Rivers, Lakes and Climate
- Tana River is the longest river in Kenya and it runs 440 miles on the eastern edge of Rift Valley.
- Lake Victoria in Kenya is the second largest lake in the world. It has a length of 250 miles (402 km) along with the width of 200 miles (322 km). Lake Victoria is 265 feet deep at its deepest point.
- The average temperature along the coast measures around 69o F to 90o F all year-round.
- The temperature near Nairobi averages 45o F to 80o F. It depends on the time of day. The temperature changes too frequently in between afternoon and evening.
- Kenya is an agricultural country so the amount of rainfall affects the country’s economy. It receives long showers from April to June while in October and December the rainfall is fairly low. The rest of the months experience little or no rain and January, February, August, and September are the driest months of Kenya.
- Kenya experiences rainy season almost every year. The northern region of Kenya receives very little rain while the central, coastal, and western parts receive more than 40-inch of rainfall each year.
- About two-thirds of southern Kenya contains thousands of cultivated and wild flowers.
- On the coast, plants are mostly lush green, diverse, and tropical.
- On the coast of Indian Ocean trees like teak and sandal-wood are grown. Coconut palms and dense mangrove forests are also grown near Indian Ocean.
- The coastal vegetation also consists of thorny scrubs, acacia, baobab, and other kinds of thorn trees.
- Those areas which receive greater rainfall are likely to have sprouts of giant bamboo.
- Flowering trees are found in the south central highlands near Nairobi. Jacaranda is one such tall flower-tree which grows in springtime. Similarly, Bougainvillae in this part of Kenya can be as big as 16 feet (5 m).
- Giant lobelias and groundsels are fairly common in the west at higher altitudes.
- Dense forests of deciduous and pine trees are found at an altitude of 6,000 feet (1,829 m).
- Kenya is rich in varied wildlife and authorities have established several game parks to make sure animals enjoy their natural habitats.
- Kenya is the habitat of many large mammals such as giraffes, elephants, rhinoceroses, and buffaloes—these animals roam around in large numbers. Apart from large mammals many other antelopes like zebras, impalas, hartebeests, wildebeests, and gazelles also live in Kenya.

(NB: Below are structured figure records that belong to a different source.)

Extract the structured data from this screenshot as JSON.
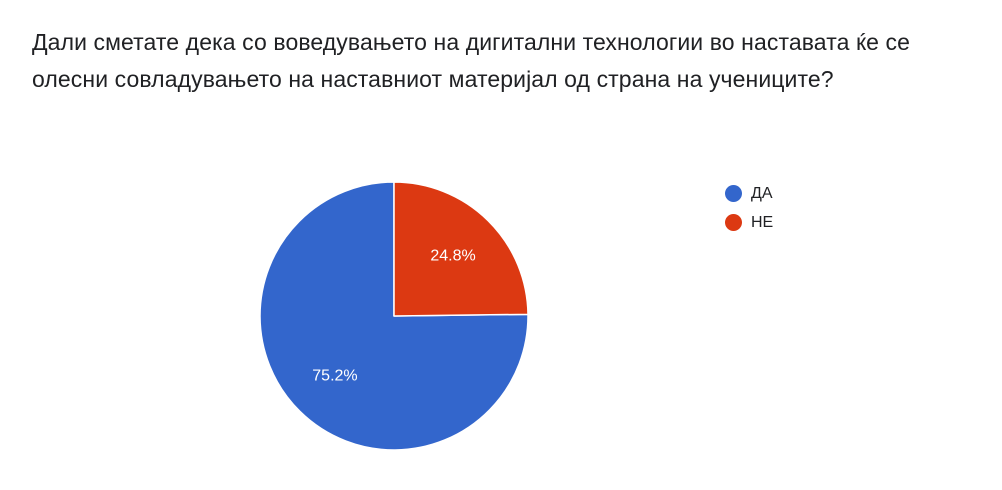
{
  "question": {
    "title": "Дали сметате дека со воведувањето на дигитални технологии во наставата ќе се олесни совладувањето на наставниот материјал од страна на учениците?"
  },
  "chart_data": {
    "type": "pie",
    "categories": [
      "ДА",
      "НЕ"
    ],
    "values": [
      75.2,
      24.8
    ],
    "labels": [
      "75.2%",
      "24.8%"
    ],
    "colors": [
      "#3366cc",
      "#dc3912"
    ],
    "legend_position": "right"
  },
  "legend": {
    "items": [
      {
        "label": "ДА",
        "color": "#3366cc"
      },
      {
        "label": "НЕ",
        "color": "#dc3912"
      }
    ]
  }
}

- As far as beasts of prey are concerned lions, leopards, hyenas, wild dogs, cheetahs, and jackals form the rest of animal kingdom in Kenya.
- In the highland plains and forestlands, small animals like tree hyraxes and monkeys are found.
- Humans have long hunted elephants and rhinoceroses for ivory horns and tusks.
- The country is also a place for many birds including ostriches, kites, eagles, and vultures. Pelicans, ibis, cranes, flamingos, and egrets swim in the coastal waters and lakeshores. The southern Kenya is covered two-thirds by different colored parakeets songbirds and parrots.
- Kenya is also home to many large and poisonous reptiles. Crocodiles are fairly common in this part of the world.
- The largest member of the stork family, Marabou is also found in Kenya.
Did You Know…? Kenya Facts For Kids
- The population of Kenya was 8.6 million at independence which is less than one-quarter of its population of today.
- Jomo Kenyatta was the founding father and the first president of Kenya.
- Kenya heavily relies on tourism industry for revenue generation.
- Most of the Kenya’s population is young as 73% of Kenyans aged below 30 years.
- In 1858, John Hanning Speke discovered Lake Victoria as he was searching the source of River Nile. Speke named the lake after Queen Victoria. Previously the lake was called Ukerewe.